Safety and immunogenicity of a replication-deficient H5N1 influenza virus vaccine lacking NS1

Highlights

• First in humans study with a live attenuated pandemic delNS1-H5N1 vaccine.

• Significant serum antibody titers as measured by HAI and MNA after two immunizations.

• DelNS1-H5N1 well tolerated and safe in healthy male and female participants.

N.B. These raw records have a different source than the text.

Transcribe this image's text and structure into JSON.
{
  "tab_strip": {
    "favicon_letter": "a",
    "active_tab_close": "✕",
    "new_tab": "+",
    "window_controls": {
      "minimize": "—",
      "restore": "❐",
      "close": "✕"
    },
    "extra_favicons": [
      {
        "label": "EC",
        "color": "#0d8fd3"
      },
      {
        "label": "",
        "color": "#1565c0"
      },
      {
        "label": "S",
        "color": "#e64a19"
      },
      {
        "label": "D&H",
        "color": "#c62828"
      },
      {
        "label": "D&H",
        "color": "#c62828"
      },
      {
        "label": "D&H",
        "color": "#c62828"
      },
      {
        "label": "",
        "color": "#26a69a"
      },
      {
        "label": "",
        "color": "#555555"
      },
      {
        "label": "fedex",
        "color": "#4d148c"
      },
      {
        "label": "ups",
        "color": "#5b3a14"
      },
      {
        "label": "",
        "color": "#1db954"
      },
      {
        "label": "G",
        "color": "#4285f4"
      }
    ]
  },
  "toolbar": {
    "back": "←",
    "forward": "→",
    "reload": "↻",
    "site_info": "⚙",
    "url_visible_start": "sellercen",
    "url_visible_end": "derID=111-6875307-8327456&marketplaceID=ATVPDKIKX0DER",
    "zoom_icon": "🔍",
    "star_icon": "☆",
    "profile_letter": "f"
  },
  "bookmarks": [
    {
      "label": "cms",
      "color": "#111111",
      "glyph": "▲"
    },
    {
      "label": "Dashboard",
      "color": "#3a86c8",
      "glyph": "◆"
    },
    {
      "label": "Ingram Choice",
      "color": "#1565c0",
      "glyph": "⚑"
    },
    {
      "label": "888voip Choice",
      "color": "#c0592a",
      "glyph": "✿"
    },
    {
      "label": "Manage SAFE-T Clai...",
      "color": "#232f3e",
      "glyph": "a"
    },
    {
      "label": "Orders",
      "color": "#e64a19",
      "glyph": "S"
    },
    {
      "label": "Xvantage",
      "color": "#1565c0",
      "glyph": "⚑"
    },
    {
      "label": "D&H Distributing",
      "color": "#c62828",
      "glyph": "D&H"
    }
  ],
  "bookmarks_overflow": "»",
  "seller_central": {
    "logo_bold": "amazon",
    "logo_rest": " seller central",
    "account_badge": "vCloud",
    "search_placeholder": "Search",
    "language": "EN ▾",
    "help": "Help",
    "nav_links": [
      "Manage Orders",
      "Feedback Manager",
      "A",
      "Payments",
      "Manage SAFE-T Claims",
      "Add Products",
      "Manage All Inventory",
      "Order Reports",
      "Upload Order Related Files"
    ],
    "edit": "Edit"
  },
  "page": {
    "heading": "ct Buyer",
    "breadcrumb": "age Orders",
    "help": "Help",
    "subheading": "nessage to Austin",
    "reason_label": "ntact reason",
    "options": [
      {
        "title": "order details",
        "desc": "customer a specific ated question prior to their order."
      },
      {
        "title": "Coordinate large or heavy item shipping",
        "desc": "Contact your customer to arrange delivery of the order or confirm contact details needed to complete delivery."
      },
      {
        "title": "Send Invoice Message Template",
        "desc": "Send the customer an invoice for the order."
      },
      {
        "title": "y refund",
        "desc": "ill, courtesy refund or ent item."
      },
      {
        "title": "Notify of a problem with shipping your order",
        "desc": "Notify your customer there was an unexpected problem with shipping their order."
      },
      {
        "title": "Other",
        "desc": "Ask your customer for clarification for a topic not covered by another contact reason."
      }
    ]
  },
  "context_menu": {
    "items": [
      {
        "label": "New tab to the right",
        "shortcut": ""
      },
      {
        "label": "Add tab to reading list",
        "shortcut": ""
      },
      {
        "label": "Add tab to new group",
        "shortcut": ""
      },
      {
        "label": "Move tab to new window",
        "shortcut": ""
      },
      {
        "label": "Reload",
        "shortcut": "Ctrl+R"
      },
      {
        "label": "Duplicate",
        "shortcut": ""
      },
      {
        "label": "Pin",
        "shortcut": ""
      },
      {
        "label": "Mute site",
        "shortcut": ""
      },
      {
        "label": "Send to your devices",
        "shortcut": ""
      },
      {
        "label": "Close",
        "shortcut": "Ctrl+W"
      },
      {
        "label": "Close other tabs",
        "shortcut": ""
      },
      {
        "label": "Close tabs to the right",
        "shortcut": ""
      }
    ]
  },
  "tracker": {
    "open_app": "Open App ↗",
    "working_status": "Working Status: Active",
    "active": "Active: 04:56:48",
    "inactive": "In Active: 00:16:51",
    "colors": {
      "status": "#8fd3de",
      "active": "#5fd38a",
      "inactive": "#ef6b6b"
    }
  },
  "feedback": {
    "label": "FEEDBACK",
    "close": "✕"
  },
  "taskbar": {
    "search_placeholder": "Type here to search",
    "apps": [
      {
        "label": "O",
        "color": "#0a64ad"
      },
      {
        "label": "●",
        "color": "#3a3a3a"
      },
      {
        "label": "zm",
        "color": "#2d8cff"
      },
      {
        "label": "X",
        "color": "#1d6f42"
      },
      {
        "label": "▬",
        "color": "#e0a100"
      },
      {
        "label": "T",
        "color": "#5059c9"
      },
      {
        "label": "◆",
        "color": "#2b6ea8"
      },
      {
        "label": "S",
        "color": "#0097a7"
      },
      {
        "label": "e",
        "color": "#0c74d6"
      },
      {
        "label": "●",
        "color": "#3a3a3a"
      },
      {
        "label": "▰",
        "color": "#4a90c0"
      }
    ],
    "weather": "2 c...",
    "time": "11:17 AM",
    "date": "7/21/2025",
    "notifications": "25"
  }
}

• No vaccine virus re-isolated in participants after one immunization.

Abstract

Background

Traditional inactivated influenza vaccines are the type of vaccines that were most frequently developed for immunization against the highly pathogenic avian H5N1 influenza virus. However, clinical trials with inactivated influenza vaccines for H5N1 indicated that high doses and at least two immunizations are required for an effective immune response (Nicholson et al., 2001; Treanor, Campbell et al., 2006; Treanor, Schiff et al., 2006; Ehrlich et al., 2008). We investigated the safety and immunogenicity of a live attenuated H5N1 vaccine (delNS1-H5N1) lacking the interferon antagonist nonstructural protein 1 (NS1).

Methods

We conducted a double-blind, placebo-controlled, phase 1 study in healthy adult participants who were randomly assigned at a 2:1 ratio to receive two immunizations of delNS1-H5N1 vaccine at 6.8 log10 50% tissue culture infectious doses (TCID₅₀)/subject or 7.5 log10 TCID₅₀/subject, or placebo.

Results

Intranasal vaccination with the live attenuated delNS1-H5N1 vaccine was safe and well tolerated. The most common adverse events identified were symptoms associated with mild influenza infections, such as increased body temperature (>37.0 °C), pharyngeal erythema, rhinitis and throat irritation, and were reported within 7 days after the first immunization. delNS1-H5N1 was able to induce significant vaccine-specific serum antibody titers even at the lower dose level of 6.8 log10 TCID₅₀/subject. Seroconversion occurred in 75% of study participants after only one immunization with 7.5 log10 TCID₅₀/subject. Vaccine-specific local IgA responses were observed in 41.7% of individuals that showed serum antibody responses after 2nd immunization.

Conclusions

We show that vaccination with a live attenuated H5N1 influenza vaccine lacking NS1 is safe and induces significant levels of vaccine-specific antibodies even after one immunization. The safety and immunogenicity data indicate that delNS1-H5N1 has the potential to fulfil the unmet need for an effective influenza vaccine in pandemic situations. (ClinicalTrials.gov identifier NCT03745274).

Introduction

Avian influenza is a highly contagious disease caused by infections with influenza A viruses that primarily circulate in domestic and wild birds but can also infect humans. Avian influenza has continued to occur since the first recorded direct bird-to-human transmission of a highly pathogenic avian influenza A(H5N1) virus in Hong Kong in 1997 [2]. Although isolated human-to-human transmission has been reported in several countries and H5N1 continuously evolves, creating new potentially pathogenic drift variants [3], these viruses have not yet acquired efficient transmissibility among humans [4], [5], [6]. The number of human infections with H5N1 has been declining over the past years [7], however, the high pathogenicity of the virus, the observed high mortality of infected patients, and the unprecedented spread of H5N1 viruses have raised concerns that conditions are developing for the generation of a new pandemic virus.

In recent years, live attenuated influenza vaccines (LAIVs) have become increasingly attractive, following the WHO’s recognition of LAIVs to increase the production capacity for pandemic vaccines [8]. LAIVs are attractive pandemic vaccine candidates because they mimic natural infection by replicating primarily in the upper respiratory tract and inducing mucosal IgA antibody responses [9], [10], [11]. LAIV technologies using vaccine strains have the potential to reassort with circulating influenza viruses, which must be considered. A LAIV that is replication-deficient would mitigate the potential for reassortment while offering the advantages of the LAIV approach.

We have developed a novel type of live attenuated influenza vaccine by deleting the interferon antagonist NS1 from influenza virus IVR-116. The 5 internal genes from IVR-116 were co-transfected with the HA, NA and M gene from the pandemic H5N1 virus (A/Vietnam/1203/04), resulting in a live attenuated vaccine virus termed delNS1-H5N1.

Here, we report the safety and immunogenicity after one and two immunizations of a live attenuated delNS1-H5N1 influenza vaccine in healthy male and female humans.